'If you don't want the police in your bedroom then don't inflict indignities on women in the bedroom either.'

Ministrys statement mentions marital rape law but policy doesnt Is govt playing the mediaFacebook
news Gender laws Tuesday, July 19, 2016 - 17:21

On May 17, the Ministry of Women and Child Development released the draft National Women’s Policy for public consultation. But there was however, a discrepancy on the question of marital rape.

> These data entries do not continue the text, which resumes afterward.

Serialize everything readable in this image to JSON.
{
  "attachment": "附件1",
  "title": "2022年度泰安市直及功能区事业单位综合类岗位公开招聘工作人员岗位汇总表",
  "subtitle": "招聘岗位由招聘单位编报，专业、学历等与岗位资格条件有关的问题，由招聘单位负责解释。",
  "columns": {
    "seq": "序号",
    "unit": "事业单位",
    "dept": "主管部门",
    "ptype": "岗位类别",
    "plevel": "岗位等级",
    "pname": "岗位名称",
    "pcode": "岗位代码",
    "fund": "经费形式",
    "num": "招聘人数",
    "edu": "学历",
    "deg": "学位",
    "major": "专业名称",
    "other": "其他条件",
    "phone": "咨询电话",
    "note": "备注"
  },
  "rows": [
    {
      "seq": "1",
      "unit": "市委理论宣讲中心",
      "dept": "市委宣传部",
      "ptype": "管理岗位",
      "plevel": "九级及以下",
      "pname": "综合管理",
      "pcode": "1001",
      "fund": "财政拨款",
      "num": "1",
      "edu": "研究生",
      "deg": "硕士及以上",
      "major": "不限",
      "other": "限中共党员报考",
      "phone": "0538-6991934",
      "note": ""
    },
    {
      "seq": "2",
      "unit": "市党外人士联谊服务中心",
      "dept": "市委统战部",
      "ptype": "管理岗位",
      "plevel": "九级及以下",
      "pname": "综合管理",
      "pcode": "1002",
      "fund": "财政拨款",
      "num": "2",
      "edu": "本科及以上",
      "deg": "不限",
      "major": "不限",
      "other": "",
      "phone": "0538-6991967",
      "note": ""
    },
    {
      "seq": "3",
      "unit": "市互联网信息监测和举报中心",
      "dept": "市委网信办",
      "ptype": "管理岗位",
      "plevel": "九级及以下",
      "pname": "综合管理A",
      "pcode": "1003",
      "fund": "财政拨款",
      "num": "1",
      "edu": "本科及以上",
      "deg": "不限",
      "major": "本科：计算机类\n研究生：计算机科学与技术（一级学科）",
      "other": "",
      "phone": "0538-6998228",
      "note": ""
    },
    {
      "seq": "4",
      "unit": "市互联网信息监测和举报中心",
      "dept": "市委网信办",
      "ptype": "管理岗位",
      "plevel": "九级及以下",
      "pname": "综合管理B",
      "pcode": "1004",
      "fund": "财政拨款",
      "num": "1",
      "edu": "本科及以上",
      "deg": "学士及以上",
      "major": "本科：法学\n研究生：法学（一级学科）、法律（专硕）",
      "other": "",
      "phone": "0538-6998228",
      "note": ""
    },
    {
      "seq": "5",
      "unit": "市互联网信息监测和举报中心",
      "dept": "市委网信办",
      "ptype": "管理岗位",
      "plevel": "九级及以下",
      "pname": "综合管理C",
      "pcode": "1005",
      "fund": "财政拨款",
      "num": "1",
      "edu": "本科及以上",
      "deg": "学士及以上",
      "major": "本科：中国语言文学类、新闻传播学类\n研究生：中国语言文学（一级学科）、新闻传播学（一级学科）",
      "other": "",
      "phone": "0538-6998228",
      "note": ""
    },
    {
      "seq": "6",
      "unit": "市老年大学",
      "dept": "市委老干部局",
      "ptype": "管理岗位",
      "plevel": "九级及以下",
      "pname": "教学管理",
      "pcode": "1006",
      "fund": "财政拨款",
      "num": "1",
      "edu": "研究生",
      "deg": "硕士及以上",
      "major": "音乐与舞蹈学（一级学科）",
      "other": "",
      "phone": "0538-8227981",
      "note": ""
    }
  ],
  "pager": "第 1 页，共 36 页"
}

The Ministry issued a media release while placing the draft policy in the public domain for consultation. Under the priority areas sub-head, the ministry mentioned a “review of marital rape within the framework of women’s human rights etc.” however, the draft policy itself had no mention of it. That the draft itself left plenty to be desired, is a different matter.

Whether the mention of marital rape in the media release was an error or whether its exclusion from the draft policy was a last minute decision is anyone’s guess.

Devika J of Center of Development Studies in Thiruvananthapuram says that it was more likely be an unwitting slip because the government in power seems to be in no mood to take any real steps.

“We have a Hindu right-wing government in power,” she reminds, “what do you expect?” she asks. “Patriarchal families are at the core of our communities,” she adds.

Director of Center for Social Research, Ranjana Kumari, says that the whole idea of marital rape being criminal is not acceptable to the society given the deeply ingrained patriarchal cultural practices we have.

“Take the kanyadaan for instance,” says Ranjana. “When you are giving away the girl as property, the men will treat her as property right?”

The Justice Verma Commission, constituted after the massive furore following Jyoti Singh’s gangrape in 2012, recommended criminalization of marital rape, arguing that marriage could not be a defense for rape. Later, the Pam Rajput committee reiterated the same position. However, the suggestion was dropped from legislation each time.

Ranjana also explains that a concrete legislation on marital rape would be difficult to enact because even men in the government stand to benefit from this exemption. “They want to protect their male privilege and entitlement,” she explains.

An argument often given against criminalizing marital rape is that marriage is a sacrosanct Indian institution and people wouldn’t want police in their bedroom. However, Ranjana says that this is problematic. “If you don’t want the police in your bedroom then don’t inflict indignities on women in the bedroom too,” she says.